AUD/USD: Mildly bid around mid-0.6600s amid cautious optimism, Australia/US inflation in focus
- AUD/USD picks up bids to pare weekly losses amid sluggish markets.
- News of a deal for Silicon Valley Bank joins dovish comments from Fed’s Kashkari to lure Aussie pair buyers.
- Absence of data/events on Monday allow pair to consolidate previous fall ahead of the key inflation numbers scheduled during the week.
AUD/USD grinds near an intraday high surrounding 0.6650 amid Monday’s sluggish Asian session, portraying a mildly positive sentiment after a week of pessimism and volatility. In doing so, the Aussie pair cheers hopes of easing banking fears while also cheering news suggesting the challenges for the Federal Reserve’s (Fed) rate hikes.
That said, comments from Minneapolis Fed President Neel Kashkari on the CBS show Face the Nation seem to weigh on the US Dollar of late as the policymaker said, that recent stress in the banking sector and the possibility of a follow-on credit crunch brings the US closer to recession.
Previously, Atlanta Fed President Raphael Bostic told NPR that it was not an easy decision to raise the policy rate while also adding that he is not expecting the economy to fall into recession. “Fed has to get inflation under control,” said Fed’s Bostic. Further, St. Louis Federal Reserve President James Bullard, a policy hawk, said on Friday that the response to the bank stress was swift and appropriate, allowing the monetary policy to focus on inflation, per Reuters. The policymaker also added that the projections suggest one more rate hike that could be at the next FOMC meeting or soon after.
It’s worth noting that the headlines from Bloomberg also contributed to the risk-on mood and allowed the AUD/USD price to remain firmer after a loss-making week. “First Citizens BancShares Inc. is in advanced talks to acquire Silicon Valley Bank after its collapse earlier this month, according to people familiar with the matter,” said Bloomberg.
Talking about the data, US Durable Goods Orders for February dropped by 1.0% versus January’s fall of 5% (revised from -4.5%) and the market expectation for an increase of 0.6%. Details suggested that the figure for Durable Goods Orders ex Defense and ex Transportation were also downbeat but Nondefense Capital Goods Orders ex Aircraft came in firmer-than-expected 0.0% to 0.2%, versus 0.3% prior. Moving on, the preliminary readings of the US S&P Global PMIs for March came in firmer as the Manufacturing gauge rose to 49.3 from 47.3 in February, versus 47.0 expected, while Services PMI rose to 53.8 from 50.6 prior and 50.5 expected. With this, the S&P Global’s Composite PMI increased to 53.3 from 50.1 in February, versus 50.1 market forecasts.

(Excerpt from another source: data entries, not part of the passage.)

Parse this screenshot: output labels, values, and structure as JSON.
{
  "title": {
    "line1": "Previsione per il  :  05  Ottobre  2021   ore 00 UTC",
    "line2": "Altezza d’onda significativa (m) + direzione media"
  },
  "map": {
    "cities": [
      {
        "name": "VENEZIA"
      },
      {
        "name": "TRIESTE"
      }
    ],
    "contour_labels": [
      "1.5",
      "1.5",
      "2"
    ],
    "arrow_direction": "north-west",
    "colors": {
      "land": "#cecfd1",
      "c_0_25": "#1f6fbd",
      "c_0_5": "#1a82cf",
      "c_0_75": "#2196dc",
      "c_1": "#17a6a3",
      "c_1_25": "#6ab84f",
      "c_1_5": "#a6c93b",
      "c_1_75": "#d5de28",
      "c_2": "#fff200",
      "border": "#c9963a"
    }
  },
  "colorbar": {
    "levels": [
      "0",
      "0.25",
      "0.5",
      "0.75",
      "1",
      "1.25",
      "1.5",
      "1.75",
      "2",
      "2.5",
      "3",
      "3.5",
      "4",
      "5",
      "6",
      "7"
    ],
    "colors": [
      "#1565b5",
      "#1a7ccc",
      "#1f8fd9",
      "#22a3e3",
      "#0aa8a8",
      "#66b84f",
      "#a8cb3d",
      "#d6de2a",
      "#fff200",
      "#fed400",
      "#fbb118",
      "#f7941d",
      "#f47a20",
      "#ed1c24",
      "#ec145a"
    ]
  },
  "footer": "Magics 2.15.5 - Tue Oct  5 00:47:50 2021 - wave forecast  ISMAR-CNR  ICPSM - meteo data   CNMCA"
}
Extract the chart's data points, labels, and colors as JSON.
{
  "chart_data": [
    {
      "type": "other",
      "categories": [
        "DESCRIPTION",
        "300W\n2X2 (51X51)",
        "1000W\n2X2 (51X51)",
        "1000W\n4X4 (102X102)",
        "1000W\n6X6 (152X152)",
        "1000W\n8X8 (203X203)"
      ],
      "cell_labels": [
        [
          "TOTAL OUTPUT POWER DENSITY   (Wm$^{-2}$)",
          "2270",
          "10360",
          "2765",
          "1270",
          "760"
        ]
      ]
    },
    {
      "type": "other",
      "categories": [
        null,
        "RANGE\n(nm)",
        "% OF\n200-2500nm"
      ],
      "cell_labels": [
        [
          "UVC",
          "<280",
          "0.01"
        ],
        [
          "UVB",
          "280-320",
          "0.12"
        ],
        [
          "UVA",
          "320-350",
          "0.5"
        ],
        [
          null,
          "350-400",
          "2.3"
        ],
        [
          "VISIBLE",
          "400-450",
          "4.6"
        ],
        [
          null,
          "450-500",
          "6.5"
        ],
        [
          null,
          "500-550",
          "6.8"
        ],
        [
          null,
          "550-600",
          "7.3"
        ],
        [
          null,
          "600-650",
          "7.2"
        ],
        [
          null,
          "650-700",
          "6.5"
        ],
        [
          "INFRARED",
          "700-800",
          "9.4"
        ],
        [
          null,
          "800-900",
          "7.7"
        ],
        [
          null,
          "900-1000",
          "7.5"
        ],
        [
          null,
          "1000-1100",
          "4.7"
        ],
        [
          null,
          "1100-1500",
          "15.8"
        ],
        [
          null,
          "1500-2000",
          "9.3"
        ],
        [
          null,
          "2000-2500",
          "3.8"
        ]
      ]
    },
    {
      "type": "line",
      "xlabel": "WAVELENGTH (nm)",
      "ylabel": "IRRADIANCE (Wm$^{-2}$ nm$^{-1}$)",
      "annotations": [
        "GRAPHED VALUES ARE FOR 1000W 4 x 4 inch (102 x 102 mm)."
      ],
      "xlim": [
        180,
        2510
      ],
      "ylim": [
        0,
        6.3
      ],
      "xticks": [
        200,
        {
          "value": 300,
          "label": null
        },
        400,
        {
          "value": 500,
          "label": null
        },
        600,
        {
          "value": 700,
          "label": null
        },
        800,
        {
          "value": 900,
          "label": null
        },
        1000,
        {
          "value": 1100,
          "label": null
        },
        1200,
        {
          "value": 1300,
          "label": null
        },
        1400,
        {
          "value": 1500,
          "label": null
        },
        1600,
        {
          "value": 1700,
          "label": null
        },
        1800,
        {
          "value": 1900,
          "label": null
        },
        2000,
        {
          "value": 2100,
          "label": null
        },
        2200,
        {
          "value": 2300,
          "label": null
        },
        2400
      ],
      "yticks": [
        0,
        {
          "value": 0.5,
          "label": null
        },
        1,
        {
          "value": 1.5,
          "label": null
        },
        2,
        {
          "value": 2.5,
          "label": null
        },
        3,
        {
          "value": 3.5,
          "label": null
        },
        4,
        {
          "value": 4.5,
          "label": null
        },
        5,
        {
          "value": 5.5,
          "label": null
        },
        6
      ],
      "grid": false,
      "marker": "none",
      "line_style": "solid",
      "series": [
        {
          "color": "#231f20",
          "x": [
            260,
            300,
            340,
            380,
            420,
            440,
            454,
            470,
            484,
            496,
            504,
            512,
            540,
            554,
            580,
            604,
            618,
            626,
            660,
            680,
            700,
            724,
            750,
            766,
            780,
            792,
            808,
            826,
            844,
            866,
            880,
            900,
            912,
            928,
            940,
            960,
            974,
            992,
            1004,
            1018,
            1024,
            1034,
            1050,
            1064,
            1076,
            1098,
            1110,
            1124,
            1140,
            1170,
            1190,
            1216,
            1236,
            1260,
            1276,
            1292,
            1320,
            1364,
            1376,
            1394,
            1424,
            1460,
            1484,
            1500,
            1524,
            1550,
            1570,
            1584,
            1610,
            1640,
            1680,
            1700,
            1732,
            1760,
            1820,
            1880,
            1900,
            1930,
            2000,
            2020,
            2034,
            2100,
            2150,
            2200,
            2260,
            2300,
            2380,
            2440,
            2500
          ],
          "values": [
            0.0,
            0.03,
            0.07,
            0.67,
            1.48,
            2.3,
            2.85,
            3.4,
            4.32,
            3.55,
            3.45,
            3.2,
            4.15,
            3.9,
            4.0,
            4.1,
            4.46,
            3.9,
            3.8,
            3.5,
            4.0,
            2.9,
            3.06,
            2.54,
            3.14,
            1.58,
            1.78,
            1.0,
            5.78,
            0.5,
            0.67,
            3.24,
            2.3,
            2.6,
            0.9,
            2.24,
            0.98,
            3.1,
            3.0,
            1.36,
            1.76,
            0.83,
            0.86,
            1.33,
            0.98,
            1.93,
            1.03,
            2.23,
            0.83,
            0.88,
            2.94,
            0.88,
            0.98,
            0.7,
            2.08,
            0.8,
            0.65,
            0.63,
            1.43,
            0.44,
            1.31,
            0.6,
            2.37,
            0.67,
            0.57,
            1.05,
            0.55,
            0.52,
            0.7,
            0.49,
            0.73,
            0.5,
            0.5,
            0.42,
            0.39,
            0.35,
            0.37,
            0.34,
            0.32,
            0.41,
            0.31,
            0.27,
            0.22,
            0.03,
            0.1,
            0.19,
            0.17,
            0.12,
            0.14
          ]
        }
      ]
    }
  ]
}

Amid these plays, S&P 500 Futures trace Wall Street’s mild closing while the US Treasury bond yields remain pressured.
Moving on, AUD/USD traders may witness further consolidation on Monday amid a lack of major data/events. However, the cautious mood ahead of this week’s Aussie Retail Sales, monthly inflation and the Fed’s preferred inflation gauge, namely the Core Personals Consumption Expenditure (PCE) Price Index, could test the pair’s upside momentum. It’s worth noting that the Reserve Bank of Australia officials have mostly been cautious of late and hence softening the inflation signals could keep the sellers in the driver’s seat.
Technical analysis
A clear downside break of a two-week-old ascending support line, now immediate resistance near 0.6675, keeps the AUD/USD pair on the bear’s radar.